Ruzie tussen Peking en Tokio gaat van kwaad tot erger

Er groeit een gevaarlijk conflict tussen twee opkomende grootmachten in de wereld: China en Japan. De relatie tussen de twee is nog nooit zo slecht geweest. Een eerste slachtoffer is inmiddels gevallen. De Chinees-Amerikaanse schrijfster Iris Chang pleegde vorige maand zelfmoord omdat ze de Japanse ontkenningen van oorlogsmisdaden niet meer kon verdragen.
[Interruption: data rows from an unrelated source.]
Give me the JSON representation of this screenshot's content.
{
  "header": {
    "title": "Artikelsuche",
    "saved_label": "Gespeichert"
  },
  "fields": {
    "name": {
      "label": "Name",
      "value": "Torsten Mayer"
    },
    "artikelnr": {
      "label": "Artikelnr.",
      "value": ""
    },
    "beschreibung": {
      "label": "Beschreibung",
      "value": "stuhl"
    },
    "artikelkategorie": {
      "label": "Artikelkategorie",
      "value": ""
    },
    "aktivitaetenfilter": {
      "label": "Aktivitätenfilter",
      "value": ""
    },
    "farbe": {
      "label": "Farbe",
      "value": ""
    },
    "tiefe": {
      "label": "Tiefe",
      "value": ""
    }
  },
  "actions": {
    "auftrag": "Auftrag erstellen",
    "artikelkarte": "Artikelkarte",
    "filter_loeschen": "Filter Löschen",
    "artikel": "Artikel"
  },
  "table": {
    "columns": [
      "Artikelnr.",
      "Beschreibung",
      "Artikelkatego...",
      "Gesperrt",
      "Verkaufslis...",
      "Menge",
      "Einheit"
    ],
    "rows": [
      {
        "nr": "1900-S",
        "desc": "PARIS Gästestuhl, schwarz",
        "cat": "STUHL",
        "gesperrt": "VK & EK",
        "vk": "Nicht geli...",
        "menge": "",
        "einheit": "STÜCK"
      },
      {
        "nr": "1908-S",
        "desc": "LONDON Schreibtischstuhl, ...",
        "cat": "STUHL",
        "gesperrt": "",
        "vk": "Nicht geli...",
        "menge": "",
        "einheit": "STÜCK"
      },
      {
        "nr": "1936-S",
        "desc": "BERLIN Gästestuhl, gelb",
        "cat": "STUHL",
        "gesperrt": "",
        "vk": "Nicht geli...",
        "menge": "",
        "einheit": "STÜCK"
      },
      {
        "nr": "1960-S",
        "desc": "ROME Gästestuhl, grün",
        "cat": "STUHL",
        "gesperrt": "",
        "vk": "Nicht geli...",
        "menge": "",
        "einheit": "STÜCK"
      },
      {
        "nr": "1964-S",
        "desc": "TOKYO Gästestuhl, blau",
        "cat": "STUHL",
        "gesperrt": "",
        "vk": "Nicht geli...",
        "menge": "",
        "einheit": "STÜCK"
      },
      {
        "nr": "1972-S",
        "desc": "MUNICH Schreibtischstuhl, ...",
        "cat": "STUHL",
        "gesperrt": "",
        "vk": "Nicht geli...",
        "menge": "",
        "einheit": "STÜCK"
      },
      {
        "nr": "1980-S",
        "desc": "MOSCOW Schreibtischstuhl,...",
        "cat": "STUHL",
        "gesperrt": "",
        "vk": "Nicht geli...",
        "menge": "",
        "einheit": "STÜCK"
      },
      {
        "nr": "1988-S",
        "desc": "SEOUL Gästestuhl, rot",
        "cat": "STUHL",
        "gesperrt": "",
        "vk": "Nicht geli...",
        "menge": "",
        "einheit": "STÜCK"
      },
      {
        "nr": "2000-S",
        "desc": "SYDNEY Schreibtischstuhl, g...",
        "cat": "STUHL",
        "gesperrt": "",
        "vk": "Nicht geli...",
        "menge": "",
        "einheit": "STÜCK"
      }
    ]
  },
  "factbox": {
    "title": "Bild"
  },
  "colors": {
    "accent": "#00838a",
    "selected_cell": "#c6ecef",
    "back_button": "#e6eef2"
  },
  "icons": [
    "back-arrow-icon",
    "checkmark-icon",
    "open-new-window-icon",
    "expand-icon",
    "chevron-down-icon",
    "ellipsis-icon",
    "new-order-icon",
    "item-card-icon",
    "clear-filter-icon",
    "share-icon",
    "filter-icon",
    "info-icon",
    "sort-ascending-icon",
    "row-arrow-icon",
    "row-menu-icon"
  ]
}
20 December 2004 09:42Gewijzigd op 14 November 2020 02:01
<center> Iris Chang </center>
<center> Iris Chang </center>

Een reeks van incidenten en niet-opgeloste meningsverschillen tussen China en Japan deed de relatie de afgelopen maanden tot een dieptepunt zakken. Vorige week donderdag zorgde Japan voor een laatste Chinese ergernis door oud-president Lee Teng-hui van Taiwan (door China beschouwd als een opstandige Chinese provincie) een visum te verstrekken voor een bezoek aan Japan. Het zou gaan om een bezoek in de privé-sfeer, maar uit het verleden weten we dat Peking zich daardoor niet laat sussen. In 1995 zorgde een soortgelijk bezoek van Lee Teng-hui aan de VS voor een fikse crisis in de Amerikaans-Chinese betrekkingen.

Chinese ergernis rees er eerder op 10 december, toen Japan een herziene versie publiceerde van zijn ”Richtlijnen voor het veiligheidsbeleid”. Uit deze nieuwe richtlijn blijkt dat Japan steeds meer afstand neemt van zijn naoorlogse pacifistische opstelling, en zo langzamerhand tegen de grens aanzit van wat de grondwet van 1947 toelaat - in het bijzonder artikel 9, waarin oorlog „voor eeuwig” wordt afgezworen.

Wat de relatie met China vooral onder druk zet is dat in de richtlijn voor het eerst heel concreet die landen genoemd worden die voor Japan een bedreiging kunnen gaan vormen: Noord-Korea en… China. De Chinezen reageerden in ieder geval als door een wesp gestoken toen de inhoud van de richtlijn bekend werd.

Alsof dat allemaal niet genoeg is, ruzieden de twee de afgelopen maanden ook over de aanspraak op enkele eilanden in de Oost-Chinese Zee die voor beide van belang zijn vanwege de aanwezigheid van gas in de bodem. Een ministerstop rond dit thema mislukte eind oktober en toen begin november ook nog eens een Chinese duikboot opdook in de Japanse wateren waren aan Japanse kant de rapen gaar.

Aan Chinese zijde zit de pijn het diepst rond de pertinente weigering van Japan schuld te belijden over de oorlogsmisdaden die het beging tijdens de verovering en bezetting van China in de Tweede Wereldoorlog. Met als een van de grootste dieptepunten de verovering van de Chinese stad Nanking in 1937 en de gruweldaden tegen de bevolking.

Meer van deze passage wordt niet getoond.